After all wasn’t the Europa League for the sides that were not good enough to play in the Champions League? Well putting all that aside, and not being the biggest Chelsea fan on the planet I decided last night that in between trying to follow on the radio, and what was happening on the last day of the transfer market that I would wander in and out of the kitchen to watch the game in Monaco on the television, and within five minutes I was hooked.

I said to myself “there it is look you can see it” what of course I was referring to was the difference to the way the game is played here in Spain to how it is played in the Premiership in England. Chelsea looked to me slow and lethargic while Atletico were controlling the game with short neat passes.

Every time Los Colchoneros went forward you expected them to score, with the movement off the ball just brilliant.

Not only did they cut through the Chelsea defence, and a David Luiz who probably wished he had stayed in bed but they made the Blues look like a very ordinary side, and don’t forget we are not talking about Real Madrid or Barcelona here but the club that finished in 5th spot 44 points behind the champions Real Madrid.

Ashley Cole tweeted after the match: “Well that was a lesson, absolute joke, no fight, desire, passion and a big reality check!!! Sorry CFC fans.”

It has to be said that the match was all about the passion of one man Columbian striker Radamel Falcao who was in top form for the match having put three past La Liga rivals Athletic Bilbao on Monday night.

Atletico’s first goal arrived after just six minutes when Falcao was sent clear of the labouring Blues defence by Koke’s through ball.

Yet even though Luiz read Falcao’s intentions to chip the advancing Petr Cech, his attempts at a goal-line clearance were still futile.

Worse was soon to follow as Luiz made a complete mess of trying to catch Falcao offside and succeeded in giving the hotshot the yard of space he needed to curl a great left-footer beyond Cech.

Falcao hit the woodwork again with a close-range header before completing a superb first-half hat-trick when he ghosted past Ramires to shoot low into the far corner.

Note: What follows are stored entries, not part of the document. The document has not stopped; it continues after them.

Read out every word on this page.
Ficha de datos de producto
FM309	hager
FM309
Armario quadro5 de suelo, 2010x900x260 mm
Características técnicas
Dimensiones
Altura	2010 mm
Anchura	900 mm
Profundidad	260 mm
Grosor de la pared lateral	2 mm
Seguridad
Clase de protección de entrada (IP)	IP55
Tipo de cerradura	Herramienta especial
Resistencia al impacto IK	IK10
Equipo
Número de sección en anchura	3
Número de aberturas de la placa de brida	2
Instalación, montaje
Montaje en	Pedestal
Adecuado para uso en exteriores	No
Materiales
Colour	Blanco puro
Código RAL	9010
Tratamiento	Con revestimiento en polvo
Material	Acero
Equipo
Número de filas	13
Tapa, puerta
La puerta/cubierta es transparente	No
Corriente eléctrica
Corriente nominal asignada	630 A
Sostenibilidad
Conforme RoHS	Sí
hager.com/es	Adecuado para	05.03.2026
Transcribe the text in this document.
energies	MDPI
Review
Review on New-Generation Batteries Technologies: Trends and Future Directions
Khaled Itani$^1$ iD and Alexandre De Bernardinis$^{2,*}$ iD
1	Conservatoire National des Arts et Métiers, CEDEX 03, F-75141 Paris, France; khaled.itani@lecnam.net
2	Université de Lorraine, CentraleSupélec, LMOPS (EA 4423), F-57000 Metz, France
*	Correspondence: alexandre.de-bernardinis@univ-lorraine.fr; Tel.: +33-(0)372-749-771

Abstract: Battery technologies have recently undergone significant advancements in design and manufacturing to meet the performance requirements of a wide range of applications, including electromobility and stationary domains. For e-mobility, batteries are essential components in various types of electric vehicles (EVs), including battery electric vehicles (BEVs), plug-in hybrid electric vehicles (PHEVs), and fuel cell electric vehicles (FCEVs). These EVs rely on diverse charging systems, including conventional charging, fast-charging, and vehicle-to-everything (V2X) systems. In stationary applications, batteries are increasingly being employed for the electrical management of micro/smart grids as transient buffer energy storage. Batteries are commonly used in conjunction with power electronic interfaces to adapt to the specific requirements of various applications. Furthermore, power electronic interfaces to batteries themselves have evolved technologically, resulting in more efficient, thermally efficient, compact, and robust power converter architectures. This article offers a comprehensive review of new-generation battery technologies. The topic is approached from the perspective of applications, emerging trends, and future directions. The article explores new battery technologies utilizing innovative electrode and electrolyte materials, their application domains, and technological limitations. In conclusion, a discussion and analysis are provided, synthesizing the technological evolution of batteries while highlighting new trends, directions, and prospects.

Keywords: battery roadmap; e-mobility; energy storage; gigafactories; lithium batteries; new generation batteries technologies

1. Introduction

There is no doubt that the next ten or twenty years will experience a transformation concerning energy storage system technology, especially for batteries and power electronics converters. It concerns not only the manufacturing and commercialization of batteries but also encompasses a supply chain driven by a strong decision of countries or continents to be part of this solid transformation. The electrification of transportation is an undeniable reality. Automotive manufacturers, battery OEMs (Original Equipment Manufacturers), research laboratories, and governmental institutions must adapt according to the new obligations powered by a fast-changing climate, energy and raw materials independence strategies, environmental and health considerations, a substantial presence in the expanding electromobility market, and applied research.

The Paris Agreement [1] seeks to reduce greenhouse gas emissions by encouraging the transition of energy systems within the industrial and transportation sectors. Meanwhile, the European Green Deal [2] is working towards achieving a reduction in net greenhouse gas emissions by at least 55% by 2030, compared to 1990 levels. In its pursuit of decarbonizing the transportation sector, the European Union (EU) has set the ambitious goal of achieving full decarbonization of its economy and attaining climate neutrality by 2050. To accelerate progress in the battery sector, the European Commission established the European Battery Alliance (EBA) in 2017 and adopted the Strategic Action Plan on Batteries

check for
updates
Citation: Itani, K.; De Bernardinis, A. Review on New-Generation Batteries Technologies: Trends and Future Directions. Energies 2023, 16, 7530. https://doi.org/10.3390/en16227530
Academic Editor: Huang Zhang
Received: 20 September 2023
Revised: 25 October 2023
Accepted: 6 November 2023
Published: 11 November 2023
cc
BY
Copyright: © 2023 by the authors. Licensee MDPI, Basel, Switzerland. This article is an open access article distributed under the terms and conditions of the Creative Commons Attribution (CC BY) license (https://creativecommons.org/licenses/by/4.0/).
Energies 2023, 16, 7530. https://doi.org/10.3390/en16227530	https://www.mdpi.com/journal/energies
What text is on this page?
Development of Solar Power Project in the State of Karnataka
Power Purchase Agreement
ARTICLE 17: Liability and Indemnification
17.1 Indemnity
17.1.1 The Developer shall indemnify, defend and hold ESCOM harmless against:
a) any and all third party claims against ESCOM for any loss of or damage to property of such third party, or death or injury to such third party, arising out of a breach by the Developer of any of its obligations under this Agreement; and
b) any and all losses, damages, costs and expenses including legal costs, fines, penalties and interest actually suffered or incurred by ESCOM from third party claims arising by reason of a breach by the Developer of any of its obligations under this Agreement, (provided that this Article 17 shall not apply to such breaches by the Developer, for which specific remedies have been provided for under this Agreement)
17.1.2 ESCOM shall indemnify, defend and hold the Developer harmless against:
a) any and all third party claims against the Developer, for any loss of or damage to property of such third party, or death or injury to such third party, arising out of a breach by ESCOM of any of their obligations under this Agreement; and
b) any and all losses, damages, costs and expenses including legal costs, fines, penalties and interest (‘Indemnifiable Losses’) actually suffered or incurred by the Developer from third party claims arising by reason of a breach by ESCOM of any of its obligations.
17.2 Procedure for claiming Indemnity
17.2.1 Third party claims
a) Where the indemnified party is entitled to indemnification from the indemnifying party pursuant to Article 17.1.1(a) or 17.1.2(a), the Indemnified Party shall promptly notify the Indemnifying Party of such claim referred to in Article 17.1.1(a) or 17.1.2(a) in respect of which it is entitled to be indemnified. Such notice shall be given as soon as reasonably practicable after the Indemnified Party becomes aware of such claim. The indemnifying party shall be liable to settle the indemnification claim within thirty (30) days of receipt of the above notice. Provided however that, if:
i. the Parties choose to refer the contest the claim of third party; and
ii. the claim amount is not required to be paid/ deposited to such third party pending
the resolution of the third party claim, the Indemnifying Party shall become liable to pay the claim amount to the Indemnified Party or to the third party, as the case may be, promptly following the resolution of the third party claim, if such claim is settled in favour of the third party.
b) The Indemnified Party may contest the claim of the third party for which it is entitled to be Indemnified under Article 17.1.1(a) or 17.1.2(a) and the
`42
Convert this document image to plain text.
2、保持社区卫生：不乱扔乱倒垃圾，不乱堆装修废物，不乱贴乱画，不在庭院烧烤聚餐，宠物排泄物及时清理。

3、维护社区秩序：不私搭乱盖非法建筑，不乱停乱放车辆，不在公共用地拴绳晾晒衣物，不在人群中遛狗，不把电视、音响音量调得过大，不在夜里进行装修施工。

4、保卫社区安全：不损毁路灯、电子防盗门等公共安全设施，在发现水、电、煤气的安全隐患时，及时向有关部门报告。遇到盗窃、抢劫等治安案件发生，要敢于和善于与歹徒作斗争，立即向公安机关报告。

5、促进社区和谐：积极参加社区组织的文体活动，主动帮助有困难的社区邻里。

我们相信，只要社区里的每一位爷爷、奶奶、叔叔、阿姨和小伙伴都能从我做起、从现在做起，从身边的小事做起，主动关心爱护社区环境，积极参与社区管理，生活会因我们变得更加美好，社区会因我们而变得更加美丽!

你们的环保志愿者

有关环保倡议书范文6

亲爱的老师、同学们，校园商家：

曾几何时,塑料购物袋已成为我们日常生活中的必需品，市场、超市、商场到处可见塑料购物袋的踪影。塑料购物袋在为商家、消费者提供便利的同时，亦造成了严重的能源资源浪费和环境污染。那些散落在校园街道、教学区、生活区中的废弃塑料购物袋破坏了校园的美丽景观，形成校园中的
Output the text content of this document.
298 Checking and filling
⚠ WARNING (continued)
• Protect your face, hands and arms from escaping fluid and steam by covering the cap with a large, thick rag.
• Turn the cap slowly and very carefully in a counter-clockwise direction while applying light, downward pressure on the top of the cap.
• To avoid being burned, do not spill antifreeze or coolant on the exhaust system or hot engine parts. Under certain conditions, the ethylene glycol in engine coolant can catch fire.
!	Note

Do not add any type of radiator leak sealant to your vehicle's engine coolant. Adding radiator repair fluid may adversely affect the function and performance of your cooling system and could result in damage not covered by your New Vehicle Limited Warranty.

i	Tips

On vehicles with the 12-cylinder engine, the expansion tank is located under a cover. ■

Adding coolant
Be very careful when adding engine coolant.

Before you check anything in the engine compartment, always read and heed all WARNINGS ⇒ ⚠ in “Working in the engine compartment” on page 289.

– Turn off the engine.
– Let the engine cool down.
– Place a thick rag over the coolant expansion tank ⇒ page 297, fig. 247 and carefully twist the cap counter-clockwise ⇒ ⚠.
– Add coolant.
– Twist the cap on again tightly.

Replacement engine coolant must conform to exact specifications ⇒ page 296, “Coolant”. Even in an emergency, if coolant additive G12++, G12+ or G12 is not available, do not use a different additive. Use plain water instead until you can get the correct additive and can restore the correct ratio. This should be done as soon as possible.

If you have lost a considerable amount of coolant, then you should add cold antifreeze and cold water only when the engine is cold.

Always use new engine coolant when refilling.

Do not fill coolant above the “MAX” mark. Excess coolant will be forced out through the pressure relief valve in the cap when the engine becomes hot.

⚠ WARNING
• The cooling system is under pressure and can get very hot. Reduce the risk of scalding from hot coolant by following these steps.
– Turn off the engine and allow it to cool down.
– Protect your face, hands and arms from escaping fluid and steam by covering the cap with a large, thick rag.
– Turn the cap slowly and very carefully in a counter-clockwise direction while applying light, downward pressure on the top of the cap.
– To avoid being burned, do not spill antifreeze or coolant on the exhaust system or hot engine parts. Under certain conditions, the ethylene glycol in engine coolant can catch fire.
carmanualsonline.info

A fourth arrived on 60 minutes when Chelsea failed to deal with a free-kick and Miranda scored.

Gary Cahill managed to pull a goal back late on in the match but buy then the Blues were a broken team humiliated by the star striker Falcao who could so easily have followed Andre Villas-Boas from Porto to the Bridge last summer, but Chelsea refused to meet the £35million asking price and stood by as he was snapped up by Atletico.

And how foolish does that decision now look after spending £83m this summer alone and still not replacing Didier Drogba up front?

Boss Di Matteo admitted: “We were never in the game, but if you give Falcao that sort of space he is always dangerous.”

I was joking when I tweeted at half time Roman Abramovich fresh off his court case win over fellow Russian tycoon Boris Berezovsky went into Athletico Madrid’s dressing room at half-time with a sack full of money and a blue football jersey that he threw to Falcao saying: “Put this on and when you come out you are playing for us now.”

All joking aside it was a great game to watch, and a fantastic advert for Spanish football, and the beautiful game.